What is the Book of Enoch?

Q: I have hit a small difficulty in understanding a part of the Bible. Enoch is mentioned in Genesis 5:21-24, Hebrews 11:5, and Jude 14. It’s the Jude reference that gets me.I understand that Enoch lived 65 years, walked with God for 300 more years and then ceased (as in God took him up). What I don’t understand is the reference in Jude when he talks about Enoch’s Judgment Day revelation (in verse 14). In my Life Application Study Bible, the footnotes refer to a “Book of Enoch”… what’s with that?

After doing a little more scouring, I found that this book exists in the Douay version of the Bible, and that it’s a book of the Bible that was removed in the King James Version. Is this true?

If so, how does that affect us, since John’s quotation in Revelation 22:18-19 says we should add nothing to the Bible or take nothing away? Did the King James Version remove books? Also, what more can you tell us about the Douay version of the Bible?

A: Great questions!! The Book of Enoch is a book written between the Old and New Testaments. Probable date of writing was between 150-80 B.C. Copies of the Book of Enoch have been found among the Dead Sea scrolls. If this date is accurate, obviously the Book of Enoch was not written by the real Enoch who lived before the flood.

Your question raises the whole issue of what books are inspired by God and what books are not. There are many other Jewish writings from this time period which are like the book of Enoch, such as the books of Maccabees, The Wisdom of Solomon, Judith, Tobit, etc. These books give supposed prophesies, visions, and history of the Jewish people between the Testaments. Protestants usually call these books the Apocrypha (Greek, apokruphos = “hidden”) and do not consider them inspired writings. (For more on this see Who decided what books got into the Bible?)

However, it’s not just Protestants that think the book of Enoch is suspect. The Roman Catholic Church doesn’t consider the book inspired either. The Roman church does include books in their Bible that Protestants don’t, but Enoch is not one of them. So this is not an issue that divides Roman Catholics and Protestants.
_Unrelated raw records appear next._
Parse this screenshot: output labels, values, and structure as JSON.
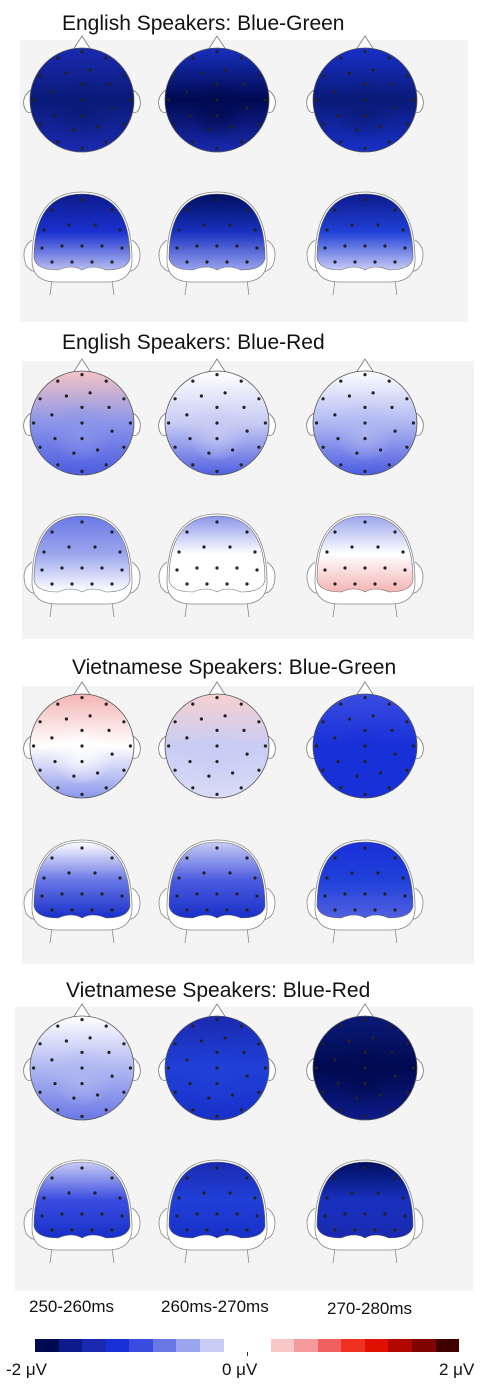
{
  "sections": [
    {
      "title": "English Speakers: Blue-Green",
      "maps": [
        {
          "top": [
            "#1a2ab0",
            "#0a1a78",
            "#1a2ab0"
          ],
          "back": [
            "#0d1b8a",
            "#1a30d0",
            "#b8bff0"
          ]
        },
        {
          "top": [
            "#1830c0",
            "#000a50",
            "#1a2ab0"
          ],
          "back": [
            "#000f60",
            "#1830c0",
            "#9aa4ee"
          ]
        },
        {
          "top": [
            "#1830c8",
            "#0a1a78",
            "#1830c8"
          ],
          "back": [
            "#0d1b8a",
            "#2040d8",
            "#c8ccf4"
          ]
        }
      ]
    },
    {
      "title": "English Speakers: Blue-Red",
      "maps": [
        {
          "top": [
            "#f4c4c4",
            "#8a95ea",
            "#4c5ce0"
          ],
          "back": [
            "#6a78e6",
            "#9ca6ee",
            "#ffffff"
          ]
        },
        {
          "top": [
            "#ffffff",
            "#c8ccf4",
            "#5060e0"
          ],
          "back": [
            "#8a95ea",
            "#ffffff",
            "#ffffff"
          ]
        },
        {
          "top": [
            "#ffffff",
            "#b0b8f2",
            "#4c5ce0"
          ],
          "back": [
            "#9ca6ee",
            "#ffffff",
            "#f4b4b4"
          ]
        }
      ]
    },
    {
      "title": "Vietnamese Speakers: Blue-Green",
      "maps": [
        {
          "top": [
            "#f4b4b4",
            "#ffffff",
            "#8a95ea"
          ],
          "back": [
            "#ffffff",
            "#6a78e6",
            "#1830c8"
          ]
        },
        {
          "top": [
            "#f8d0d0",
            "#c8ccf4",
            "#d8dcf6"
          ],
          "back": [
            "#c8ccf4",
            "#4c5ce0",
            "#1830c8"
          ]
        },
        {
          "top": [
            "#3a4ce0",
            "#1830d8",
            "#1830d8"
          ],
          "back": [
            "#1830d8",
            "#2040d8",
            "#5060e0"
          ]
        }
      ]
    },
    {
      "title": "Vietnamese Speakers: Blue-Red",
      "maps": [
        {
          "top": [
            "#ffffff",
            "#b0b8f2",
            "#6a78e6"
          ],
          "back": [
            "#c8ccf4",
            "#3a4ce0",
            "#1830c8"
          ]
        },
        {
          "top": [
            "#1a2ab0",
            "#2040d8",
            "#1830c8"
          ],
          "back": [
            "#1a2ab0",
            "#2040d8",
            "#1830c8"
          ]
        },
        {
          "top": [
            "#0a1a78",
            "#000a50",
            "#0d1b8a"
          ],
          "back": [
            "#000f60",
            "#1830c0",
            "#1a2ab0"
          ]
        }
      ]
    }
  ],
  "time_windows": [
    "250-260ms",
    "260ms-270ms",
    "270-280ms"
  ],
  "colorbar": {
    "min_label": "-2 μV",
    "mid_label": "0 μV",
    "max_label": "2 μV",
    "colors": [
      "#000a50",
      "#0d1b8a",
      "#1a2ab0",
      "#1830d8",
      "#3a4ce0",
      "#6a78e6",
      "#9ca6ee",
      "#c8ccf4",
      "#ffffff",
      "#ffffff",
      "#f8c8c8",
      "#f49a9a",
      "#f06060",
      "#f03020",
      "#e01000",
      "#b00800",
      "#800400",
      "#400000"
    ]
  }
}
Through the years some translations of the Bible have included the Book of Enoch and other Jewish works; other translations have not. The Douay version of the Bible was one of those translations that included parts of the Apocrypha and also in this case, the Book of Enoch.

Now back to Jude’s quotation from the Book of Enoch. Jude’s quotation of the book of Enoch does not mean that Jude considered it inspired. The book of Enoch was a well respected writing among some of the Jews in New Testament times. Even though it was not inspired, it contains some truth (and some falsehood – like angels marrying humans) like most books. Jude simply uses a passage from the book of Enoch to prove his point about the coming judgment of wicked men. It would be similar to me appealing to a book by some famous author: “Even Tim LaHaye in the Left Behind series talks about the judgment of wicked men when he says…”.
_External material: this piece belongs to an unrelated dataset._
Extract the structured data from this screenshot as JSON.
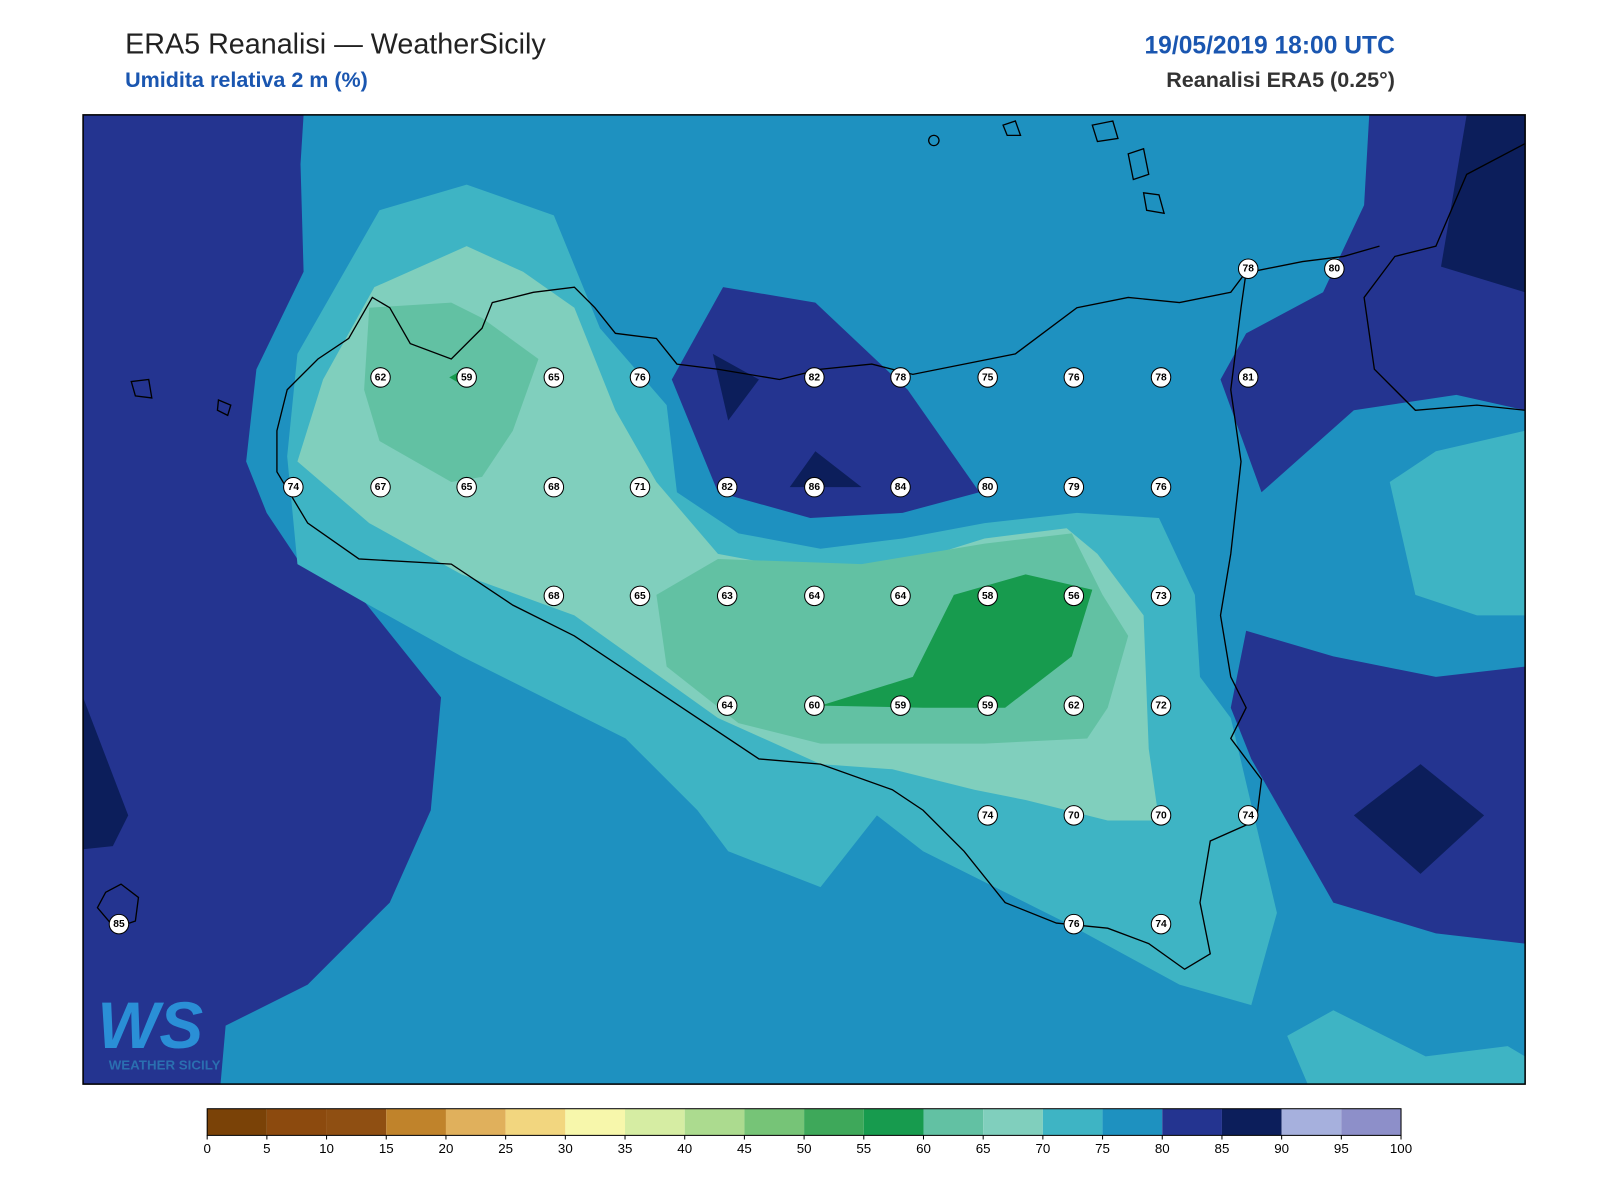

Other New Testament quotations from, or allusions to, non-Biblical works include Paul’s quotations of Aratus (Acts 17:28), Menander (1 Corinthians 15:33) and Epimenides (Titus 1:12). Such usage in no way suggest that the quotations, or the books from which they were taken, are divinely inspired. It only means that the Biblical author found the quotations to be helpful confirmation, clarification, or illustration.